Let $s_1(u,v) = (x_1,y_1,z_1)$ parametrise the surface $S_1$.

Let $s_2(u,v) = (x_2,y_2,z_2)$ parametrise the surface $S_2$.

Solve for $u_1,u_2,u_3,u_4$ in the three simultaneous equations $$x_1(u_1,v_1) - x_2(u_2,v_2) = 0$$ $$y_1(u_1,v_1) - y_2(u_2,v_2) = 0$$ $$z_1(u_1,v_1) - z_2(u_2,v_2) = 0$$ In general, you may have infinitely many solutions. Each is a point of intersection. If you wish to know if these are points where the surfaces "touch", then you'll have to define what exactly you mean by that, and test for that criteria for every possible $u_1,v_1,u_2,v_2$.

Perhaps by "touch" you're referring to the kind of thing when two circles just barely kiss. If so, then you'd need to check that the subspace (i.e. plane) spanned by the derivative at the point of intersection is the same for both surfaces. i.e. if the surfaces are defined take the $\nabla f = (f_x, f_y)$ of each surface and make sure each is the same up to multiplication.

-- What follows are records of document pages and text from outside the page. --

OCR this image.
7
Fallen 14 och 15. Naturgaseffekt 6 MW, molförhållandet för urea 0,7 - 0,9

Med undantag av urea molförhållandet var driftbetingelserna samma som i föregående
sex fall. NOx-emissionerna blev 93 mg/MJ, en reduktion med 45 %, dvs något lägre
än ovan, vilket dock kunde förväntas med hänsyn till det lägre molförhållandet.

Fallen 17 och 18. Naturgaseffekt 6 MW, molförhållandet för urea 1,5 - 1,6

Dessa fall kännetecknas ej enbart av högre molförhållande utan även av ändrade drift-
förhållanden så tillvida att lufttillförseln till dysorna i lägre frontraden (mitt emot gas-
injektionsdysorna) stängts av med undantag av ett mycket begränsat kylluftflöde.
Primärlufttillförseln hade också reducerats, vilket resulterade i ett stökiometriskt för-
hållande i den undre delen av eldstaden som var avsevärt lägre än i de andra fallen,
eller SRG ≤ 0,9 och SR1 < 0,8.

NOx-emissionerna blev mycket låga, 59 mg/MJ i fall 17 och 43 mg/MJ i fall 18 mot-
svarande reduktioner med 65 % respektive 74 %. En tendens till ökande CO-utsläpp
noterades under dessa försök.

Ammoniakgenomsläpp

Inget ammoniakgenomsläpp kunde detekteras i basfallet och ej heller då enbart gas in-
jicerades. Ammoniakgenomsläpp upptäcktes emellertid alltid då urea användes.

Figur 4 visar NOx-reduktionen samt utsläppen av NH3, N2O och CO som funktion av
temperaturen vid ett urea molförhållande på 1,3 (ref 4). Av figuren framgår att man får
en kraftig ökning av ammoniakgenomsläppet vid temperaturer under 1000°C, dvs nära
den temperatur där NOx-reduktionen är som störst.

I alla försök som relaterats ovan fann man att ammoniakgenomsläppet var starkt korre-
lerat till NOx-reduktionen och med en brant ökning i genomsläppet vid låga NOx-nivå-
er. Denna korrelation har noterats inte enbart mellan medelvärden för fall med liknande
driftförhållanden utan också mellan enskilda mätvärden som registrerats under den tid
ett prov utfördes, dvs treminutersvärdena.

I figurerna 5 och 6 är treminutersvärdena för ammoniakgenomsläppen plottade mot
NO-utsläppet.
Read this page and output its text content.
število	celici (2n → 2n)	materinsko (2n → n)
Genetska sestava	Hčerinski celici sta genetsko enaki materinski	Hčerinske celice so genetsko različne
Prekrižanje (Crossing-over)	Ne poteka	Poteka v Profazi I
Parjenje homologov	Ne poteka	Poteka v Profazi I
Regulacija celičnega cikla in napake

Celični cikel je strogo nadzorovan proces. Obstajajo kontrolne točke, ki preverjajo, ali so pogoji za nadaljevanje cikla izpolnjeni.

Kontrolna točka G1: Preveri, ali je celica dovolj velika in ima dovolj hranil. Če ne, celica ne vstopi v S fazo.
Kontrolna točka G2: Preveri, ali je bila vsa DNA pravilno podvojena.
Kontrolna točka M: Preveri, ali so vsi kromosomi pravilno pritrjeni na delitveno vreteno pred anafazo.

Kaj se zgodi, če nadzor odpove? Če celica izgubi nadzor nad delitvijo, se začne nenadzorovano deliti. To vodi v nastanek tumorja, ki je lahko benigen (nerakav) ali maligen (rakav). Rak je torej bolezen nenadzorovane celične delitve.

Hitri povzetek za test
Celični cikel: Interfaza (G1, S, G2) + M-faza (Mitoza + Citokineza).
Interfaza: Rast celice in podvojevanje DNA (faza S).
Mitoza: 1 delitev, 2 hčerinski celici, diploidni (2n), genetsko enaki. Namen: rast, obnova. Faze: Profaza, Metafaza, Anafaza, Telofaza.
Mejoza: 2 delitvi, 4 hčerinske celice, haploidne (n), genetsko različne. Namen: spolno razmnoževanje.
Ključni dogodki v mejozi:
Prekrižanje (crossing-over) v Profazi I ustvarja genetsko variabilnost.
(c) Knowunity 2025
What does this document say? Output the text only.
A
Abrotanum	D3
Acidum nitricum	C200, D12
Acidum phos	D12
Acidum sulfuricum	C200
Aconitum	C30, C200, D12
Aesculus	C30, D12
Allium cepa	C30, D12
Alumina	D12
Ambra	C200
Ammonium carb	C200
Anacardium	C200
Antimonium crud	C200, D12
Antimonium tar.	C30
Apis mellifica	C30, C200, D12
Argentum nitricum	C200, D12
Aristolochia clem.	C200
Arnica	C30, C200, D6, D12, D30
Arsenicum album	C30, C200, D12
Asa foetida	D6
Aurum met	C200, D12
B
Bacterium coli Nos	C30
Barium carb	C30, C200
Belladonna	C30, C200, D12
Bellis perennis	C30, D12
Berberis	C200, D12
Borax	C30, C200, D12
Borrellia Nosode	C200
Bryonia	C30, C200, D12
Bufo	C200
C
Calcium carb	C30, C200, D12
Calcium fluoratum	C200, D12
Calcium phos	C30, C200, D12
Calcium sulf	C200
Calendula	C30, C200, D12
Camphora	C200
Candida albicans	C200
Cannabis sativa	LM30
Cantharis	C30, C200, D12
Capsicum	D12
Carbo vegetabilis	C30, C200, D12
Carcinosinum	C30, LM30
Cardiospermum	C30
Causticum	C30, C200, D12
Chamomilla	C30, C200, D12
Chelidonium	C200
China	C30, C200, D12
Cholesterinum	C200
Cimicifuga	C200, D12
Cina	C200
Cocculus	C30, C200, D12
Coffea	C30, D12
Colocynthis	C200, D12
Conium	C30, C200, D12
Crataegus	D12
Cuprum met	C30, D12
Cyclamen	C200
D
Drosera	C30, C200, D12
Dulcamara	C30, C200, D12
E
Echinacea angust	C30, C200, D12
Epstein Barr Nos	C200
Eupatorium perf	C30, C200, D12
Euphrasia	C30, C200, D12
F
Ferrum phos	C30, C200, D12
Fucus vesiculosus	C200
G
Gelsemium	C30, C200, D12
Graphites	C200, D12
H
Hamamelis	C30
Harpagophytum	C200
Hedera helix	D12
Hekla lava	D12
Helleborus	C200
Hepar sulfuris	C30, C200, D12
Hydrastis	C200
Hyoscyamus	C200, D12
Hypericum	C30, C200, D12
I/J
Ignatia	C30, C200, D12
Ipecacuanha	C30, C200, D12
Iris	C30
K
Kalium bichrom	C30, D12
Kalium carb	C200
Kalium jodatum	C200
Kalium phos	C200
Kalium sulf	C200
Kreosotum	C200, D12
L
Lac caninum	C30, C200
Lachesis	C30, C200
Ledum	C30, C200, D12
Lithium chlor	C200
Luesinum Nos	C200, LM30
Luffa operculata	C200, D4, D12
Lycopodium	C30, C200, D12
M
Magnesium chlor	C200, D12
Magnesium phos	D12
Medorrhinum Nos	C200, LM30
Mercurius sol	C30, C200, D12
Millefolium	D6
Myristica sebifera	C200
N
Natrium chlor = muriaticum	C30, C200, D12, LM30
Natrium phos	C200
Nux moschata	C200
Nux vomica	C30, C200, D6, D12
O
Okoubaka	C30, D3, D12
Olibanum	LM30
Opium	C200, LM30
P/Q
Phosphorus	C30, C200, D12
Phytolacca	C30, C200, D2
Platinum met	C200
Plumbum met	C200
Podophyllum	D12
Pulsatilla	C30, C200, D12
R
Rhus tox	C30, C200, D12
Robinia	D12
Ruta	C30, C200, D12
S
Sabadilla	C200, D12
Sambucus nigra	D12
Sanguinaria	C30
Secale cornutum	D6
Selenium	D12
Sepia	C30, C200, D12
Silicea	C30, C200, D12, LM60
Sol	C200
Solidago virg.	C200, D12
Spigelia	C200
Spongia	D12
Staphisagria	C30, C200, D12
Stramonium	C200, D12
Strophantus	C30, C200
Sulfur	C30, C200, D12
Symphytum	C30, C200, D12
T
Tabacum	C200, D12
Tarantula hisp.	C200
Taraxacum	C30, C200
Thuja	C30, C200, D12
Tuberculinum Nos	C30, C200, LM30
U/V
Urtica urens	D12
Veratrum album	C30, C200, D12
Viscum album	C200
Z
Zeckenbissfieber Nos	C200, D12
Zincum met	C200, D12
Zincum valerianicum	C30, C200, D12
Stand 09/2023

There are other techniques you can employ, i.e. Lagrangian multipliers, but this depends on the specific surfaces you're dealing with. For example, you have an ellipsoid defined by $$g(x,y,z) = a(x-x_0)^2 + b(y-y_0)^2 + c(z-z_0)^2 = 0$$ You could could find intersections by solving for this intsead: $$g(s_2(u,v)) = 0$$

I'm not sure if there is a one-size-fits-all approach. You could write a Euclidean distance function $d(s_1(u_1,v_1),s_2(u_2,v_2))$ and solve for when this is $0$ instead.